Detectives: Exeter man found dead in his home

- By Steven Henshaw shenshaw@readingeag­le.com @StevenHens­hawRE on Twitter

EXETER » For the second time in as many nights, a Berks County man was killed in his home in an apparent domestic incident.

The latest killing happened late Monday in a Hillside Road home in Exeter Township, where a 35-year-old man was apparently stabbed to death, Berks County detectives said Tuesday.

According to a news release from county detectives:

Just before 10:45 p.m., the Berks County 9-1-1 center received a call from a man in the subdivisio­n known locally as the Dunn Farm off West 47th Street behind the Exeter Commons shopping center. The caller handed the telephone to a woman who reported there had been an accident and the man had suffered a cut to his chest and wasn’t breathing.

Exeter Township police and emergency medical services responded.

They entered the home and were directed to a bathroom on the second floor where they found the man unresponsi­ve on the floor.

Medics determined he was dead.

He had a penetratin­g wound to the left side of his chest.

County detectives were notified, and a team of detectives responded to the home along with members of the Berks County District Attorney’s Forensic Services Unit.

The man, whose name wasn’t released, was pronounced dead at midnight by Deputy Coroner Robert Bickham.

An autopsy was scheduled to begin late Tuesday afternoon in Reading Hospital.

“At this time, we are in the very early stages of this joint investigat­ion and as more informatio­n is developed and the investigat­ion progresses, we will provide additional updates,” the release stated. “The Berks County district attorney’s office states there is no threat or danger to the neighborho­od or community, that the investigat­ion thus far confirms that this is an isolated incident.”

That statement was almost identical to the one issued about 24 hours earlier regarding the stabbing of a 39-year-old man in his South Heidelberg Township on Sunday night.

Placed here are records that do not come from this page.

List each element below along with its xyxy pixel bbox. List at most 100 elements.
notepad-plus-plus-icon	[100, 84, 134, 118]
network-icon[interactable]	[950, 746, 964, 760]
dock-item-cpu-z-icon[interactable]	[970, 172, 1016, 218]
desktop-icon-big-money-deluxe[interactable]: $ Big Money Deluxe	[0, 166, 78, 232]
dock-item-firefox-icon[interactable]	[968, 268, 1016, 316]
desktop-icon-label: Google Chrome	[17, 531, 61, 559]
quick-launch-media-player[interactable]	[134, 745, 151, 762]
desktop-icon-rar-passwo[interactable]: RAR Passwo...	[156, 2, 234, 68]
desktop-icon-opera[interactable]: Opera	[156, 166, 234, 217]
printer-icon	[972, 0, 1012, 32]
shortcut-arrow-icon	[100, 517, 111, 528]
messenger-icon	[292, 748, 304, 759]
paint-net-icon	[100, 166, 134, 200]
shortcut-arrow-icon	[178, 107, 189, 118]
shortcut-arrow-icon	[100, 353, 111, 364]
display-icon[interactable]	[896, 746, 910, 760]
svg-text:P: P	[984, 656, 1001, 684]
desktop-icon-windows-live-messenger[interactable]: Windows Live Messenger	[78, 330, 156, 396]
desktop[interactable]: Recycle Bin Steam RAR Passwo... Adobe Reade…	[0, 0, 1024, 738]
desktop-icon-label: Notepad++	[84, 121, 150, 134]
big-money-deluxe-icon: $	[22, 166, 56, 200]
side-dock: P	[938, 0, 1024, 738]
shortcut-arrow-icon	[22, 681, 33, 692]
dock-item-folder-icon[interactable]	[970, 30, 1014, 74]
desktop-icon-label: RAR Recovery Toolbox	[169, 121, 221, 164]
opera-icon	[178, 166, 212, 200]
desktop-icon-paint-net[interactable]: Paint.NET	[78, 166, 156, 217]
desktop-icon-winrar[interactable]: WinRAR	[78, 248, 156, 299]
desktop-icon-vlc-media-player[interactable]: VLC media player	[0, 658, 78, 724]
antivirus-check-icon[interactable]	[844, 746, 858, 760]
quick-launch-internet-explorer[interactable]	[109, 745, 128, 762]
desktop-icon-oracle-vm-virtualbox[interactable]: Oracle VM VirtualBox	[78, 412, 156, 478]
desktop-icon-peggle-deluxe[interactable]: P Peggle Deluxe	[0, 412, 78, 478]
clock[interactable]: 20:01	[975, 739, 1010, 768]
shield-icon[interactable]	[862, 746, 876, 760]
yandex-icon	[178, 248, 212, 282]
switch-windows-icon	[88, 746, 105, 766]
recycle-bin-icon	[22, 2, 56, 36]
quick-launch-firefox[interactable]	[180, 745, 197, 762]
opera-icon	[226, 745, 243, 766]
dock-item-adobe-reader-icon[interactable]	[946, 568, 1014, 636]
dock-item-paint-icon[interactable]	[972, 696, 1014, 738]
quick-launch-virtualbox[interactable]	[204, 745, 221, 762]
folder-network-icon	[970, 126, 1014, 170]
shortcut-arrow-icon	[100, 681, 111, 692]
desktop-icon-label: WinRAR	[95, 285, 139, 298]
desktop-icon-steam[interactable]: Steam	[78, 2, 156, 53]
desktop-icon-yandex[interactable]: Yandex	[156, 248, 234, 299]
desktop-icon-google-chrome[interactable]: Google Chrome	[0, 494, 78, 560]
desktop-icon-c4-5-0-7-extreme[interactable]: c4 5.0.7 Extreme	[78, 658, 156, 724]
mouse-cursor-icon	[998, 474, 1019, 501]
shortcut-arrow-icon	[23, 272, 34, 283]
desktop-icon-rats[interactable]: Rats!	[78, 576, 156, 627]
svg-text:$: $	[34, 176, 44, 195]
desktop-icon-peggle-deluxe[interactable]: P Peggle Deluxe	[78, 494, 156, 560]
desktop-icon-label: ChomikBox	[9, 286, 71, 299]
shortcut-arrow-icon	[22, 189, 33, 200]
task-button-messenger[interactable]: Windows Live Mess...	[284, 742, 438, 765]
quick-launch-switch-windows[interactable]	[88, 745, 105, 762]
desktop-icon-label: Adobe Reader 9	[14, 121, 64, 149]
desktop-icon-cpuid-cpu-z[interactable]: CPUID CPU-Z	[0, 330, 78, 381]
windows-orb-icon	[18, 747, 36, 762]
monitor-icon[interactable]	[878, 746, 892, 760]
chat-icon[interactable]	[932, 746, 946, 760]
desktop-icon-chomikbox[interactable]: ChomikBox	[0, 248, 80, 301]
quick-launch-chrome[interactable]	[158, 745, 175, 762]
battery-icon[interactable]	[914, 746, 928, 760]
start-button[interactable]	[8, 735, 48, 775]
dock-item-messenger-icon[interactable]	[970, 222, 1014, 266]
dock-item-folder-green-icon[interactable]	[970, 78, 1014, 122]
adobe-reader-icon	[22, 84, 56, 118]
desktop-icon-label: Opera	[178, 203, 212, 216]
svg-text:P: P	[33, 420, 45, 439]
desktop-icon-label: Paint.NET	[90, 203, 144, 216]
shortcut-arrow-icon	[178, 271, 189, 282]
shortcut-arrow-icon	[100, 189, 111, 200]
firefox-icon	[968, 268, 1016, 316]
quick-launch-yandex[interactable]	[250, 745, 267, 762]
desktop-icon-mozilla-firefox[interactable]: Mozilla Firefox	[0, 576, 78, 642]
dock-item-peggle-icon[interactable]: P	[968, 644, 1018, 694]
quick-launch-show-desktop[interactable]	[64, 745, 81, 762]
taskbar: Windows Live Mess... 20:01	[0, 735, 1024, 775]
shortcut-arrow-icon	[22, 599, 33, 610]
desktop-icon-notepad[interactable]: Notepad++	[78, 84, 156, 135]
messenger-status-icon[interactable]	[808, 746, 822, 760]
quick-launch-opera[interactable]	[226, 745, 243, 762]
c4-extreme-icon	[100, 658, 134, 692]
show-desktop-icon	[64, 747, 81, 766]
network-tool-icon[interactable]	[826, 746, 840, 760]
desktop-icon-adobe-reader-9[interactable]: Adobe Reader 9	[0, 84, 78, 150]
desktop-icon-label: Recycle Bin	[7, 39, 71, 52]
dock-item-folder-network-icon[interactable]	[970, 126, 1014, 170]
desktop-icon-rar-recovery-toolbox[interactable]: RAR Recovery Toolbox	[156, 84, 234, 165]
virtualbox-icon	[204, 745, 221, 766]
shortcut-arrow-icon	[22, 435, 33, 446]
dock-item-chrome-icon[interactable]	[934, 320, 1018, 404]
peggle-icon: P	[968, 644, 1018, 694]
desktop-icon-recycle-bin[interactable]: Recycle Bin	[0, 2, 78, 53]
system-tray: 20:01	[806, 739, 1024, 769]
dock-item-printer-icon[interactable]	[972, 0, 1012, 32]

Shortly after 9 p.m. Sunday, Berks 9-1-1 dispatcher­s received a call from a frantic woman at a home on Maywood Avenue, which runs between Aspen Avenue and Beacon Road on the opposite side of Route 422 from the Green Valley subdivisio­n.

Emergency medical services and South Heidelberg police responded to the home and found Chad Macwilliam on the dining room floor with a penetratin­g stab wound to his chest. Medics employed lifesaving measures including CPR. The victim was taken by ambulance to Reading Hospital where he was pronounced dead in the trauma center.

On Tuesday, detectives and South Heidelberg police arrested Jillian Blimline, 38, Macwilliam’s domestic partner and mother of their 4-year-old daughter. Jillian Blimline is charged with first- and third-degree murder charges.

District Attorney John T. Adams said both killings were nearly identical in that they involved disputes between domestic partners and a deadly weapon was introduced.

“They’re both domestic violence-related,” Adams said.

The district attorney had feared early in the coronaviru­s pandemic that stress from domestic partners being cooped up together with fewer options for diversion from everyday stress would result in some serious domestic violence injuries or deaths.

But that had not materializ­ed until recently.

“Prior to this weekend, I thought we had been spared of the violent domestics that we have seen occurring throughout the state,” he said. “However, clearly this past two days has brought to light some serious domestic violence occurring right in our backyard.”

Both recent killings involved disputes between intimate partners, with no involvemen­t from others, Adams said.

“It’s very tragic when we see that two lives were lost,” he said. “I think that some of the situations we’re seeing are clearly exemplifie­d by the (COVID-19) crisis that we are now living through. And I believe this crisis clearly is having an affect on people’s lives.

“People are more confined to their homes and they can’t take advantage of some of the outlets they would have taken advantage of during normal times.”